Favors took more of a prominent role offensively, and did so very efficiently. As the season went on, he became more aggressive and decisive with the ball in his hands. He never finished better inside (74.5 percent on shots 0-3 feet from the basket) and demonstrated an improved jumper (40.1 percent for 10-16 feet shots; 34.1 outside of 16 feet — both career-highs). Favors seemed to flourish in head coach Quin Snyder’s offense, both as an inside presence and as a more dangerous perimeter shooter. His marksmanship — which had been fairly limited his first several season — helped open things up. When Enes Kanter, who gave a bit of a stretch four presence, was traded, Favors filled that role admirably as he moved from center to power forward alongside Rudy Gobert. While still a work in progress, his jump shot helped open things up a tad bit for Gobert on the interior.
Another aspect that should be recognized is Favors’ growth as a passer, another essential in Snyder’s system. While 1.5 APG will not astound anyone, he displayed some passing heretofore unseen. He started to pass better out of the occasional double team and was able to make some deft dishes inside to his front court mates. He did this while cutting down his turnovers, even as he occupied a greater role offensively.

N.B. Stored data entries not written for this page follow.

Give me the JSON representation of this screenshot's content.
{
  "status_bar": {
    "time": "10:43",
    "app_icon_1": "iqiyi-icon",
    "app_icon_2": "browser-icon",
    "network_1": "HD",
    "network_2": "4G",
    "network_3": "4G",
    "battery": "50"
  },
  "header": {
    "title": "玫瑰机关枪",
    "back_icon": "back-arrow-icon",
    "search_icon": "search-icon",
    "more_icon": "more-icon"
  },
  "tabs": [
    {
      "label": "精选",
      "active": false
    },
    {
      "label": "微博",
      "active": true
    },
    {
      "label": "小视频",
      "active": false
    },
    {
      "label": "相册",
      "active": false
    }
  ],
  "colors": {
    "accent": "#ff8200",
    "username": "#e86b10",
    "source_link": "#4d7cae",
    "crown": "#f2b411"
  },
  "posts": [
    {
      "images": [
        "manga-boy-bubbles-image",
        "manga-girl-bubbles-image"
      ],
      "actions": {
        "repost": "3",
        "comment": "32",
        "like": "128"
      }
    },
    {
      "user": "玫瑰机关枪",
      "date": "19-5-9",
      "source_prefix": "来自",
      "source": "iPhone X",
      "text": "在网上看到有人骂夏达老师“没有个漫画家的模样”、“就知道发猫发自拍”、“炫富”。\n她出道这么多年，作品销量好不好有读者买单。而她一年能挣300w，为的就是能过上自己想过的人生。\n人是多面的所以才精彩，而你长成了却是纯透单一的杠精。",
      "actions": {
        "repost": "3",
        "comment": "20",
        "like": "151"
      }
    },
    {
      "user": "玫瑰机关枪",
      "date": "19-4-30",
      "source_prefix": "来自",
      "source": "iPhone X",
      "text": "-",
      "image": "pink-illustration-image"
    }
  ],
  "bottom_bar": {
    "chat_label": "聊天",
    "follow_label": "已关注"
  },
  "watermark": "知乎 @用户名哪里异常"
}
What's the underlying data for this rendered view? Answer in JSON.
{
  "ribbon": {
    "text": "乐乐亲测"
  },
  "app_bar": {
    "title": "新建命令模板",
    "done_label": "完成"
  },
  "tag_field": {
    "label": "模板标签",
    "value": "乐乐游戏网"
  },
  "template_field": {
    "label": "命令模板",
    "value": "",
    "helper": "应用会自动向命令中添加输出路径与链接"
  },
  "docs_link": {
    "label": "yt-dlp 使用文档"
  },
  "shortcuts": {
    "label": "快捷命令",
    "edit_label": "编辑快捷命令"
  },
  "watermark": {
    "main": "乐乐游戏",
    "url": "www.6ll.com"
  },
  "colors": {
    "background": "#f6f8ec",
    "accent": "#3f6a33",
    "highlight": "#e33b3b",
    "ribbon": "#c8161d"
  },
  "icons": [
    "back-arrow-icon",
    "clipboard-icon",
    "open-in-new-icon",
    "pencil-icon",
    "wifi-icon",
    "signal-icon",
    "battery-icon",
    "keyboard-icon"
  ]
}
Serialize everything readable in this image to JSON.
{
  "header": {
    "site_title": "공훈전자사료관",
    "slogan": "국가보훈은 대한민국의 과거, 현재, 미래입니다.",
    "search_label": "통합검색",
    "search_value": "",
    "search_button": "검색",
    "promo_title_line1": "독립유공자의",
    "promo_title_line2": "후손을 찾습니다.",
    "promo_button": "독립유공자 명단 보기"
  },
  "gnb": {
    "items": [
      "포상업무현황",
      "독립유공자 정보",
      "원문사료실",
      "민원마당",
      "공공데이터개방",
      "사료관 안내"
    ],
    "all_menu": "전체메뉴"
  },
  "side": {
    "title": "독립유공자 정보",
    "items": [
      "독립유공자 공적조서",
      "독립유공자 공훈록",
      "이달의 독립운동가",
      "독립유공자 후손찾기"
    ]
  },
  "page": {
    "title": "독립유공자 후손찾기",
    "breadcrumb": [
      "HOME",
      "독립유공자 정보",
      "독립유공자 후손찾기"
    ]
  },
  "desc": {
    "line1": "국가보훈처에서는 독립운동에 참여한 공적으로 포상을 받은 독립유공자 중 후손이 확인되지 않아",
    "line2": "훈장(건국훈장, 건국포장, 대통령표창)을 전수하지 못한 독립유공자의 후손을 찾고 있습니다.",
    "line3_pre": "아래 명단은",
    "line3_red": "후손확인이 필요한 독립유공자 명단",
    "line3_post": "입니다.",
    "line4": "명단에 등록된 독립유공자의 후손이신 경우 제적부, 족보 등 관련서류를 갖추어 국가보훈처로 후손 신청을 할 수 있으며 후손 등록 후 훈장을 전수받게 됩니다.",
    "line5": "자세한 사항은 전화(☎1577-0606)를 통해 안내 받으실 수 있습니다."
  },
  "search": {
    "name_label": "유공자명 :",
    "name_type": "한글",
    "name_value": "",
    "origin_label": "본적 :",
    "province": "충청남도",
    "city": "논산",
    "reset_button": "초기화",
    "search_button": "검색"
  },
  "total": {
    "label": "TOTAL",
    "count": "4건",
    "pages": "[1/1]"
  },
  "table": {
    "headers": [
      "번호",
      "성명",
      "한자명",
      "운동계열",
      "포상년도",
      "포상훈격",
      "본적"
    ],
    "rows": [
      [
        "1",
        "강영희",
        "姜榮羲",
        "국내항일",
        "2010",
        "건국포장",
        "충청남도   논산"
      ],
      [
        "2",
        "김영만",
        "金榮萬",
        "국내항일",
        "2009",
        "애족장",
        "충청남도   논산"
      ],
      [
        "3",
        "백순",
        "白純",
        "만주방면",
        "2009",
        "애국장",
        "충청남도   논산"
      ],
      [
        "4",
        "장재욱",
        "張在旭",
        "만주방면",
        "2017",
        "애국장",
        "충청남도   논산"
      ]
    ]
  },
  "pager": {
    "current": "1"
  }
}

While still solid, Favors did post career-lows in TRB% (15.4) and ORB% (10.0). Some of this could be attributed to Gobert’s dramatic emergence3. Kanter was a strong rebounder, but Gobert showed that he could be one of the NBA’s best.
Favors played his usual stout defense. He posted a 4.3 BLK%, right at his career average. He helped compensate for Kanter’s deficiencies defensively and held his own against centers. But things really took off after Kanter’s midseason trade to the Oklahoma City Thunder. The Favors/Gobert tandem became a nightmare for opposing big men. They teamed up to provide an intimidating and blanketing defensive duo who set the tone for the rest of the Utah squad and subsequently for the Jazz’s post-All-Star game success. Playing his more natural power forward position enabled Favors to use his size and mobility to his advantage, instead of being undersized on many nights. This pair will only get better as they play more together.
The trade breathed new life into Favors. His post-deal numbers were stronger across the board, though a late season injury slowed things down a bit. In March, Favors tallied 18.0 PPG, 8.1 RPG, 1.9 APG and 1.79 BPG. It is a small sample size, but should he maintain similar averages all season, he would certainly merit All-Star consideration.
So, why is Favors still underrated?
First, Favors has a humble, unassuming personality. It is his nature, and is something that has endeared himself to Jazz fans. Much of attention was given to Gordon Hayward’s growth and Gobert’s meteoric rise. That said, Favors started to be more emotionally demonstrative on the court, something that should carry on even more moving forward. Snyder asked him to be a leader and he stepped up. He should continue to do so, as the team’s veteran leader with Hayward.
Second, he plays in a crowded conference that boasts most of the NBA’s top bigs. With players like Marc Gasol, Tim Duncan, Blake Griffin, DeAndre Jordan, LaMarcus Aldridge, Dirk Nowitzki, Draymond Green, Dwight Howard, and Demarcus Cousins, it’s understandable that he sometimes gets overlooked. Favors also spent his first three seasons in a crowded frontcourt. Behind Al Jefferson and Paul Millsap, Favors was primarily a bench player. Only in the past two seasons has he been the man up front. As he keeps growing into that role, he could easily take his place among that top flight group, along with Gobert.
This serves as another reminder that Derrick Favors is indeed really, really good. While he still gets overlooked a bit, that could change in a major way this season. It would not be surprising to see him make another solid leap forward.